Abstract

Sotatercept is a breakthrough, first-in-class biologic, recently approved by the Food and Drug Administration (FDA) for the treatment of pulmonary arterial hypertension (PAH). Exposure-response (E-R) analyses and pharmacokinetic/pharmacodynamic (PK/PD) modeling were performed for sotatercept after intravenous and subcutaneous (SC) administrations. Clinical endpoints included 6-minute walk distance (6MWD), pulmonary vascular resistance (PVR), and probability of N-terminal pro-B natriuretic peptide (NT-proBNP) concentrations < 300 pg/mL for efficacy, and hemoglobin (Hgb) for safety from two Phase 1 studies, two Phase 2 studies, and one Phase 3 study. E-R models using nonlinear mixed effect modeling approach were developed for 6MWD and PVR, while Cox proportional hazards model and semi-mechanistic PK/PD model were used for NT-proBNP and Hgb. Covariate analyses were conducted to identify significant predictors of variability for each of these clinical endpoints. Modeling results showed that increasing sotatercept average concentration (Cavg) at week 24 is associated with increased predicted 6MWD, increased probability of NT-proBNP concentration < 300 pg/mL, decreased predicted PVR, and increased Hgb which was clinically manageable.
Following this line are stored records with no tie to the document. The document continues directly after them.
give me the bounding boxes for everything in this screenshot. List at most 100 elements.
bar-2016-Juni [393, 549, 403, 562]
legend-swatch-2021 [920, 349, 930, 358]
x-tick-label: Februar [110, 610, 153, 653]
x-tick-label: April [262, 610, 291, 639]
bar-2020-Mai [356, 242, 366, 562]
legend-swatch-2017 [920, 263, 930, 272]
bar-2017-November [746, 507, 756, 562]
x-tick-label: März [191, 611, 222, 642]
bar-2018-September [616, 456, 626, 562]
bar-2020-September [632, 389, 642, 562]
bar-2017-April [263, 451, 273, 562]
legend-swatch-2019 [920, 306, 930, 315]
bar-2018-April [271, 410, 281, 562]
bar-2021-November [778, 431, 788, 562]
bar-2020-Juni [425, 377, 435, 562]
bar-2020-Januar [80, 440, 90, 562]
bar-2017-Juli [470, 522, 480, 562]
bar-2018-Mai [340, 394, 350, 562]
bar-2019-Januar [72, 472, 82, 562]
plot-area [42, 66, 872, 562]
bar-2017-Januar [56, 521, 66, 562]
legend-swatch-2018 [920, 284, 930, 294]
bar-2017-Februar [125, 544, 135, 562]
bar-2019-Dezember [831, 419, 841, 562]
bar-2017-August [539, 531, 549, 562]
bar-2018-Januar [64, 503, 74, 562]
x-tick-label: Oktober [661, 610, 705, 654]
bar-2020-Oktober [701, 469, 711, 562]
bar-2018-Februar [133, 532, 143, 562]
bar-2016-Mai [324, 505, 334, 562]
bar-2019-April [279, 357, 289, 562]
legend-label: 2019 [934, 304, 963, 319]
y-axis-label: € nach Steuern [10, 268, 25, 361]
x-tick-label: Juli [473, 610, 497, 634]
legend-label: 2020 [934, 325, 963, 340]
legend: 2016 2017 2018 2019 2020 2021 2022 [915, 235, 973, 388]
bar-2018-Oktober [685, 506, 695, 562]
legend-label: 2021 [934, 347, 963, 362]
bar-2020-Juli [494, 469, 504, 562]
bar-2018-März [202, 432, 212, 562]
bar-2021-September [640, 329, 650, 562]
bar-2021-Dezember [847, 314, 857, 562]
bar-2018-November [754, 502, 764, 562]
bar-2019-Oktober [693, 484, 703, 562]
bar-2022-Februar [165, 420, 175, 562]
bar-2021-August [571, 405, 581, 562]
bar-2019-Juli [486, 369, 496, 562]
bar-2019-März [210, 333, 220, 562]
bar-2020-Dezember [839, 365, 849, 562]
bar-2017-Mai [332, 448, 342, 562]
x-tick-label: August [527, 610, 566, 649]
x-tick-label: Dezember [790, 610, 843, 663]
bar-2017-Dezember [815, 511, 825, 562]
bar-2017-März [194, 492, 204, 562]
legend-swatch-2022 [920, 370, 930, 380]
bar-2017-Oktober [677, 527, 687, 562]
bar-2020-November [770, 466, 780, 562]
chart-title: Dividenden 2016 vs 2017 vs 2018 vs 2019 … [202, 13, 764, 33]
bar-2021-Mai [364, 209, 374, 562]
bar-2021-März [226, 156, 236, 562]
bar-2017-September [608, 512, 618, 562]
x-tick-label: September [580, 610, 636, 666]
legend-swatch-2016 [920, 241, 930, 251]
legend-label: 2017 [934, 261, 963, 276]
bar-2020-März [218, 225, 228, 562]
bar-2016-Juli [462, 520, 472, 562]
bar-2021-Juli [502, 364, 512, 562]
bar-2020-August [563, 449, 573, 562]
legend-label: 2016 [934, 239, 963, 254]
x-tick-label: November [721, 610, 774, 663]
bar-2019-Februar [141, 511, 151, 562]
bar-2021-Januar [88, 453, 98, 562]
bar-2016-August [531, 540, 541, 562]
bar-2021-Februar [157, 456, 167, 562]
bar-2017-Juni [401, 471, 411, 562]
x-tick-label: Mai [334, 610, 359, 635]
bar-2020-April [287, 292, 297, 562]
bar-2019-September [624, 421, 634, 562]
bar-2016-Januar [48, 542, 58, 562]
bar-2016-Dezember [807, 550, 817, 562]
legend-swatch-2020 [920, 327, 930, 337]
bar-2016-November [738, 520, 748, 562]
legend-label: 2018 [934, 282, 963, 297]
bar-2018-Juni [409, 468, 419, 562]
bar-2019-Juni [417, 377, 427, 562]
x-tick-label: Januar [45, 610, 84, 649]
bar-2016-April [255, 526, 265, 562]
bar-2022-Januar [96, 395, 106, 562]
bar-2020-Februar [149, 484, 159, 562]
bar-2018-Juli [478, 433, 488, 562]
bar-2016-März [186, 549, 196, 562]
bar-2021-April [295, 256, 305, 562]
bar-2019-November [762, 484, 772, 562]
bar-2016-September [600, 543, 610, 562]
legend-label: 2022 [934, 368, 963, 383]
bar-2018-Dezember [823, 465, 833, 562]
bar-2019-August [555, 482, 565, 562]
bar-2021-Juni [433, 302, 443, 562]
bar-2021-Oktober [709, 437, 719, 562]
All these responses approached their corresponding plateaus at a Cavg range associated with the dose of 0.7 mg/kg Q3W SC. Statistically relevant covariates included age and iron supplementation which slightly increased Hgb-mediated effect for 6MWD, PAH disease duration, and baseline therapy infusion with prostacyclin for PVR, and WHO functional class for NT-proBNP. The magnitudes of the impact of these covariates are not clinically meaningful. Taken together, these results support an appropriate benefit-risk profile for the FDA-approved target dose for sotatercept of 0.7 mg/kg Q3W SC.